Ever yours faithfully,
T.H. Huxley.
[The following letter is interesting, as showing his continued interest in the question of skull structure, as well as his relation to his friend and fellow-worker, Dr. W.K. Parker.]
Jermyn Street, March 18, 1863.
My dear Parker,
Any conclusion that I have reached will seem to me all the better based for knowing that you have been near or at it, and I am therefore right glad to have your letter. If I had only time, nothing would delight me more than to go over your preparations, but these Hunterian Lectures are about the hardest bit of work I ever took in hand, and I am obliged to give every minute to them.
By and by I will gladly go with you over your vast material.
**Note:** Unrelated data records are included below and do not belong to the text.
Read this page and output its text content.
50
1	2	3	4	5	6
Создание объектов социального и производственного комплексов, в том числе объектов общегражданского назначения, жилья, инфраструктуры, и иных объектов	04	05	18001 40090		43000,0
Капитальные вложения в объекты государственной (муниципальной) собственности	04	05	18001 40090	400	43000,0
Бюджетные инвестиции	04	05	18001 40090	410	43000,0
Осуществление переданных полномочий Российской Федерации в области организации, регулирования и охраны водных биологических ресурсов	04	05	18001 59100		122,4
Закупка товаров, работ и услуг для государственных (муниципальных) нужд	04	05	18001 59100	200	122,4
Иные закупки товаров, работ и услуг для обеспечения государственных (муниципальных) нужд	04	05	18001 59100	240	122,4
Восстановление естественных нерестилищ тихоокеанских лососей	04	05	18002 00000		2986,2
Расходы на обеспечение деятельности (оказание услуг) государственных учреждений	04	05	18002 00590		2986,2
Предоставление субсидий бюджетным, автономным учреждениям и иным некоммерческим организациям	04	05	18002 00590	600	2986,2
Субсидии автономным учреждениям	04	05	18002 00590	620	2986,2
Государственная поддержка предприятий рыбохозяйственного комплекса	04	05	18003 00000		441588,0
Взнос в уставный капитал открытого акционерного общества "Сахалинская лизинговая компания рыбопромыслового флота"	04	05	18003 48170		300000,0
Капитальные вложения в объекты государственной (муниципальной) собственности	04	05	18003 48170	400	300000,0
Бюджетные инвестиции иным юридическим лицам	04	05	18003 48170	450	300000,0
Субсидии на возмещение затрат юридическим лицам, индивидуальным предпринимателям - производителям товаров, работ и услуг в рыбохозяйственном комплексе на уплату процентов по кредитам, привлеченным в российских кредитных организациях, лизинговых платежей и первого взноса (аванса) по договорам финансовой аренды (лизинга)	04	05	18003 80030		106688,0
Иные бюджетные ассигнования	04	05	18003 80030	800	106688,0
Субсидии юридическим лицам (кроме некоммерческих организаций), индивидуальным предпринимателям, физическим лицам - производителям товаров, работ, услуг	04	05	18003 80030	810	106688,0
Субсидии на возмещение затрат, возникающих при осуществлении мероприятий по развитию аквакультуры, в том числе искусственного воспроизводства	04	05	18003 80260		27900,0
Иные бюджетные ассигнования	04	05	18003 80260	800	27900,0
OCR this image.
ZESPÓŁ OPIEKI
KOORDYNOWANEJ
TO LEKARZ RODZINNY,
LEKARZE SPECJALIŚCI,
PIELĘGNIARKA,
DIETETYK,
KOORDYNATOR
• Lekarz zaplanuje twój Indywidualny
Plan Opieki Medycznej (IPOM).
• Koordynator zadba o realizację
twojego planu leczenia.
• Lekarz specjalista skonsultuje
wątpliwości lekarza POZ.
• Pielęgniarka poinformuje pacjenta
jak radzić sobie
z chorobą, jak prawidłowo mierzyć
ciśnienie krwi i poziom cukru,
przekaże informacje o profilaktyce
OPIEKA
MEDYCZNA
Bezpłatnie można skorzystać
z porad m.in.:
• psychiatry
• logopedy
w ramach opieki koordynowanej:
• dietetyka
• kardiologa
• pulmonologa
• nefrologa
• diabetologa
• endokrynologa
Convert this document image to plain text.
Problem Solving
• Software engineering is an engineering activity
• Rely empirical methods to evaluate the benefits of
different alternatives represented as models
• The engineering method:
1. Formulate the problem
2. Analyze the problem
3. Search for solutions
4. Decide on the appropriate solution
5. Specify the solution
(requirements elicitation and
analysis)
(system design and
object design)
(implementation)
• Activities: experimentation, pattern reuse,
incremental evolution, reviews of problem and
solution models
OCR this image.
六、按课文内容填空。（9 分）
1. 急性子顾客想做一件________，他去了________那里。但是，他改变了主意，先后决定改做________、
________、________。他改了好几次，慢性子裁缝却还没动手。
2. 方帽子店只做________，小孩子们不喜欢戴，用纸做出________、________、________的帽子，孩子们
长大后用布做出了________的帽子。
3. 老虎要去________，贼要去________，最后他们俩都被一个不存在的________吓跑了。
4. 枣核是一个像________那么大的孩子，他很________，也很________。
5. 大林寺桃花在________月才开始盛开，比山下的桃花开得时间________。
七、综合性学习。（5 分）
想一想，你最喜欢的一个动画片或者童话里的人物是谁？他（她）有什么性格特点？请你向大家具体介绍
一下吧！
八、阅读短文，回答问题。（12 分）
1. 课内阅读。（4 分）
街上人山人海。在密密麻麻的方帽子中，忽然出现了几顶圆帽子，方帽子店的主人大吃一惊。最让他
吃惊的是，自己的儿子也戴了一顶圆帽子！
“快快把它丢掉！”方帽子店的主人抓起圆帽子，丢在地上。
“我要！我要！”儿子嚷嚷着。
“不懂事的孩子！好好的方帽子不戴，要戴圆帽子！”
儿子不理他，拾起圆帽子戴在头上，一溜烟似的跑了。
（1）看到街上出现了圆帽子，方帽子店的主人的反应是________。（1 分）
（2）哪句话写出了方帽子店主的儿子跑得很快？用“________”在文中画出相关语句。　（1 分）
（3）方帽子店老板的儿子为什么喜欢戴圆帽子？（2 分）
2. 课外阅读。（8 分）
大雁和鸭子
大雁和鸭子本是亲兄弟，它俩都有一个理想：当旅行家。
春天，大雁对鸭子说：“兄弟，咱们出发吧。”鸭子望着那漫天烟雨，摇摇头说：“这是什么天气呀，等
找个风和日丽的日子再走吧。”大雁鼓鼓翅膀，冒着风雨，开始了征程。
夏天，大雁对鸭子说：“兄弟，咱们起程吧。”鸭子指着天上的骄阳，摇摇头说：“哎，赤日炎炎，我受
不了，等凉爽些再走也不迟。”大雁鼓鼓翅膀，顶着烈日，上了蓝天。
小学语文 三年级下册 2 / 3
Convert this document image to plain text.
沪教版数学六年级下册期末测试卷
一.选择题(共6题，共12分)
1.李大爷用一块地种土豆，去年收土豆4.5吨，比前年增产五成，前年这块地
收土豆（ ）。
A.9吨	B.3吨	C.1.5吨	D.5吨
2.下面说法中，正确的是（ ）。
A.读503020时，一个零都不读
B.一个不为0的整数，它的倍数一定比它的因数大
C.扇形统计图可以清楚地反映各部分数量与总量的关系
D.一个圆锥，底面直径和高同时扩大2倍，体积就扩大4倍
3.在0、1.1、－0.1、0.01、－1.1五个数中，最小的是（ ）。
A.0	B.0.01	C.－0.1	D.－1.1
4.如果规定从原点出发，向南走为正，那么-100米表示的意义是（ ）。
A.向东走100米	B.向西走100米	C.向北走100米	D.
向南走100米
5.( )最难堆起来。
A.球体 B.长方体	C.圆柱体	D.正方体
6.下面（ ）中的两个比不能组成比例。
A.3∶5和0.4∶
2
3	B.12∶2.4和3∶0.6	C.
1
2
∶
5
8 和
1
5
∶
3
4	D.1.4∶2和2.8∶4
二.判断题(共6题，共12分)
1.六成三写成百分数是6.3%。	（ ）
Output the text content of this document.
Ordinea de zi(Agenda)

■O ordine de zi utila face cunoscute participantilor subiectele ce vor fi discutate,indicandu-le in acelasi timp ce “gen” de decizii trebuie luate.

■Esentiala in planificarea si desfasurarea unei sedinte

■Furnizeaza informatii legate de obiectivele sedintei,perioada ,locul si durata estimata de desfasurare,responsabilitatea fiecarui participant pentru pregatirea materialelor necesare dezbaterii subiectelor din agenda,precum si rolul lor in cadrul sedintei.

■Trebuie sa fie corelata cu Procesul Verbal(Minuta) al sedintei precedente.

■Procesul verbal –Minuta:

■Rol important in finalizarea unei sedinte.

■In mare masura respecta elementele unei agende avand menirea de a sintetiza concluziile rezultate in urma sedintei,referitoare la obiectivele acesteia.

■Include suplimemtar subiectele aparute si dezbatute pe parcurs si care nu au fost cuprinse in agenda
Did you not some time ago tell me that you considered the Y-shaped bone (so-called presphenoid) in the Pike to be the true basisphenoid? If so, let me know before lecture to-morrow, that I may not commit theft unawares.
I have arrived at that conclusion myself from the anatomical relations of the bone in question to the brain and nerves.
I look upon the proposition opisthotis = turtle’s “occipital externe” = Perch’s Rocher (Cuvier) as the one thing needful to clear up the unity of structure of the bony cranium; and it shall be counted unto me as a great sin if I have helped to keep you back from it. The thing has been dawning upon me ever since I read Kolliker’s book two summers ago, but I have never had time to work it out.
Ever yours faithfully,
T.H. Huxley.
[The following extracts from a letter to Hooker and a letter to Darwin describe the pressure of his work at this time.]
1863.
My dear Hooker,
...I would willingly send a paper to the Linnean this year if I could, but I do not see how it is practicable. I lecture five times a week from now till the middle of February. I then have to give eighteen lectures at the College of Surgeons—six on classification, and twelve on the vertebrate skeleton. I might write a paper on this new Glyptodon, with some eighteen to twenty plates. A preliminary notice has already gone to the Royal Society. I have a decade of fossil fish in progress; a fellow in the country will keep on sending me splendid new Labyrinthodonts from the coal, and that d—d manual must come out.